Nicolas Maduro, the President of Venezuela, is feeling the Christmas spirit, and he wants to share his cheer with the country’s public servants with its state-backed cryptocurrency.
According to a recent report from el Universal, the Commander-in-Chief is planning to airdrop 0.5 Petro (which is worth a reported $30) to the country’s public sector workers, military personnel, and retirees this holiday season.
With the Petro 'airdrop' back in the news it's worth highlighting _again_ for people (esp who live in the US) that like many social programs in 'left' LATAM countries it is a Christmas bonus for people loyal to the party.
— James Downer (@realjdowner) December 16, 2019
To take part, users have to sign up and get a wallet on PetroApp, the official cryptocurrency wallet platform sponsored by the government.
Sign Up and Get Free Cash
PetroApp is rather innovative; the platform allows users to make purchases of goods and services through their mobile phones, and while it is focused Petro (of course), its application extends to transfers between users as well. PetroApp also allows inter-currency exchanges, so users could easily take the 0.5 Petro gotten from the president and exchange it for Bitcoin Litecoin, and DASH- the three other assets supported by the platform.
The president believes that this initiative will help bolster the adoption of the state-backed asset by Venezuelans, and given that the airdrop amount is at least three times the monthly minimum wage amount received by the group of people eligible for the promo, there’s a lot of incentive to take part in it.
Petro’s Big Year
The adoption of Petro in Venezuela has been nothing short of commendable this year. The asset, which launched in October 2018, is not revered in the crypto space, as insiders still see it as a failed attempt at a national cryptocurrency. However, Maduro has refused to give up on the asset, and through his sheer will, he’s made it relevant, albeit only in his country.

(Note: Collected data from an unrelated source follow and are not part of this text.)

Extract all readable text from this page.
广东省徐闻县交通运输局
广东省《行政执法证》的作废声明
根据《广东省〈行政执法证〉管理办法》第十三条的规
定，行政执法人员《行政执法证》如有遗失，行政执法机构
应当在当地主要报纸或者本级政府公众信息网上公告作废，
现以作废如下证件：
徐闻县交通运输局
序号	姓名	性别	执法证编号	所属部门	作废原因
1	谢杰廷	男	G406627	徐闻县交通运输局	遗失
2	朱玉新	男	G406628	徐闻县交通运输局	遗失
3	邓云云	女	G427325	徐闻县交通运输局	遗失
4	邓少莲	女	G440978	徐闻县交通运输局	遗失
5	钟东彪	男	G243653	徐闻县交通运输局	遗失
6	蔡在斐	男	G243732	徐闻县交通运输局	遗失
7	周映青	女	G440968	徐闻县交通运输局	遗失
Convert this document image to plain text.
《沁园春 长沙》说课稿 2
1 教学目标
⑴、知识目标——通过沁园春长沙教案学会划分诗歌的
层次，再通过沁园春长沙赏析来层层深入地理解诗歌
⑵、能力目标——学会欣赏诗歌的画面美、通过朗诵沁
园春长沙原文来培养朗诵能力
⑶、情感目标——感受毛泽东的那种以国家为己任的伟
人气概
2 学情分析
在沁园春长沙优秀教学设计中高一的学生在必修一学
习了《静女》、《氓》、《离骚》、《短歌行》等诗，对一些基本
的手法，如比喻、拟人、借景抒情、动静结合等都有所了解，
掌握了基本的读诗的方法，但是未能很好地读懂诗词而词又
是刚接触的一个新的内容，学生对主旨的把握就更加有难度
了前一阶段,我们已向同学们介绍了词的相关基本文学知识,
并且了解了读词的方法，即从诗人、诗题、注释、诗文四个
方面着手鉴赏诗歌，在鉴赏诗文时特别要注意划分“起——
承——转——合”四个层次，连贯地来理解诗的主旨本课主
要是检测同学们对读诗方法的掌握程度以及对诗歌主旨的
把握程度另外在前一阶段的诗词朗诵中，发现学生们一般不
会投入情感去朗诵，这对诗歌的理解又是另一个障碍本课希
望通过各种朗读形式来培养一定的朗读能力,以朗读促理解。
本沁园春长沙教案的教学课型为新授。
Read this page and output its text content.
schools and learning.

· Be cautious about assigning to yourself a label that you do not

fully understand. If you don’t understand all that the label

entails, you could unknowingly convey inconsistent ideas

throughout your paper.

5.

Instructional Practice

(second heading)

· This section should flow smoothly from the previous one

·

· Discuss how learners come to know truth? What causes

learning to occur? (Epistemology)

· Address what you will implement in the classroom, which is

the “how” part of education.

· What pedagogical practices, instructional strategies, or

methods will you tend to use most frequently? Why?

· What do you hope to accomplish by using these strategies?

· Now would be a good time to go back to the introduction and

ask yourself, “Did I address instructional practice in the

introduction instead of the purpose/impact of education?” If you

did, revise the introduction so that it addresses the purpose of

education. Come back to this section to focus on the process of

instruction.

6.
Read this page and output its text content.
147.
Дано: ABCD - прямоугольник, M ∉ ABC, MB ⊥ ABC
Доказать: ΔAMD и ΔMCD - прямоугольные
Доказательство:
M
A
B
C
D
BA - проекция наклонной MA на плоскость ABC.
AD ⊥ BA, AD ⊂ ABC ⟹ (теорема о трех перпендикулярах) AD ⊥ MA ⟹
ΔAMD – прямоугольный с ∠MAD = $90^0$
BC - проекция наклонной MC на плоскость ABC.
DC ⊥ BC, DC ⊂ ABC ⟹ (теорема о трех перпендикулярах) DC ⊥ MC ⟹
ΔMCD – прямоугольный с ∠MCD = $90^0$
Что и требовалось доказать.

Fascinating how Venezuelan govt has created a stablecoin in the Petro but in reverse
They sell gold to get basic food items, then always sell those items for same Petro-denominated price
— George Donnelly (@georgedonnelly) November 28, 2019
Currently, Banco de Venezuela- the country’s apex banking institution- accepts deposits in Petro. Back in July, the National Superintendency of Cryptoassets, Venezuela’s authority as regards cryptocurrency regulations, announced in a tweet that the asset would now be accepted by Traki- one of the largest department stores in the country. Traki’s endorsement of the asset was one of the most significant turning points, as it essentially showed that Petro might have some application in the country’s retail space.
Nothing to Lose for Workers
However. it’s also highly expected that people will be more willing to exchange Petro for a more liquid crypto asset. While adoption has been rather laudable so far, there are a lot of places where petro still isn’t accepted, and Bitcoin is significantly more liquid. It just seems like a safer bet.
Despite the government’s best efforts to promote its cryptocurrency, it still hasn’t gotten much support outside the country. No major crypto exchange has listed the asset, and it has also been blacklisted by the United States government.
So, workers who feel uncomfortable with an asset that can’t be spent outside the country’s shores could easily have it converted and be safe.